The Cabot Links golf course in Inverness is truly a success story and one we are proud to share with Canada and the world.
It is easy to see many elected officials are supportive of continued investment and tourism there. As the representative of all 50 Nova Scotia municipalities, the Nova Scotia Federation of Municipalities (NSFM) champions opportunities for municipal economic growth and prosperity and we applaud Inverness’ continued success in attracting golfers from around the world.
However, recent discussions by both the federal and provincial governments to invest in an airport in Inverness – largely in support of a private operation – cause the NSFM great concern.
Little consideration appears to have been given to the impact the rumoured $18 million investment in an airport near the Cabot Links will have on surrounding municipalities and the business community.
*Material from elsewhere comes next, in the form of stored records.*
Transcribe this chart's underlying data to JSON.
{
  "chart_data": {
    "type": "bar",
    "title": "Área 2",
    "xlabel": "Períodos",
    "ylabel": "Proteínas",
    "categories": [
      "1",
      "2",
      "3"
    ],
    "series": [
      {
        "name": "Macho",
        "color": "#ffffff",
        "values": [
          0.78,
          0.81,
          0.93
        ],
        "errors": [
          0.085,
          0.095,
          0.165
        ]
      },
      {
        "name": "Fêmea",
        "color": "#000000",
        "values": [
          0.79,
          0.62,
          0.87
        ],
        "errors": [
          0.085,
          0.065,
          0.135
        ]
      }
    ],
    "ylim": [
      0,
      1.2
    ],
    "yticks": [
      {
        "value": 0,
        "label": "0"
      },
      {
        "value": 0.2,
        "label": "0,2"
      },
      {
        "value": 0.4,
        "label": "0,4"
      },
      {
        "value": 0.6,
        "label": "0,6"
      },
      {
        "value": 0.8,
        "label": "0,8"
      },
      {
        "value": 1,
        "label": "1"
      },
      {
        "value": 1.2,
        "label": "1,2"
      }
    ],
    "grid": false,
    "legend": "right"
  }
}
The Allan J. MacEachen Airport is only an hour away in Port Hawkesbury, and it is reasonable to expect it could be sent into a tailspin. Talk of scheduled flights into a new airport are worrisome for J.A. Douglas McCurdy Airport in Sydney, just a two hour drive from Cabot Links, which has worked hard and succeeded in retaining affordable scheduled service from both Westjet and Air Canada.
Further concern stems from the lack of proper stakeholder consultation and the speed at which this particular project appears to be moving forward. Our member municipalities own many transportation assets, including airports. It is notable that neither the Allan J. MacEachen nor the Yarmouth Airport, enjoying over a thousand landings per year each, are able to access federal and provincial funding for infrastructure. In fact, both airports have survived and grown based on wise municipal and private sector investments.
It is our position that funding for this project should be paused and other levels of government should engage with municipalities and other stakeholders to develop and fund a provincial airport strategy.
This strategy should focus on building on current successes and ensure that investments are made fairly across the province that maximize the benefit to all residents and communities. Ultimately, a project should only be funded if it does not cause undue harm to existing assets and businesses and only if it supports the greater good.
Let’s take some time and have a conversation and make sure this process is fair to everyone in Nova Scotia.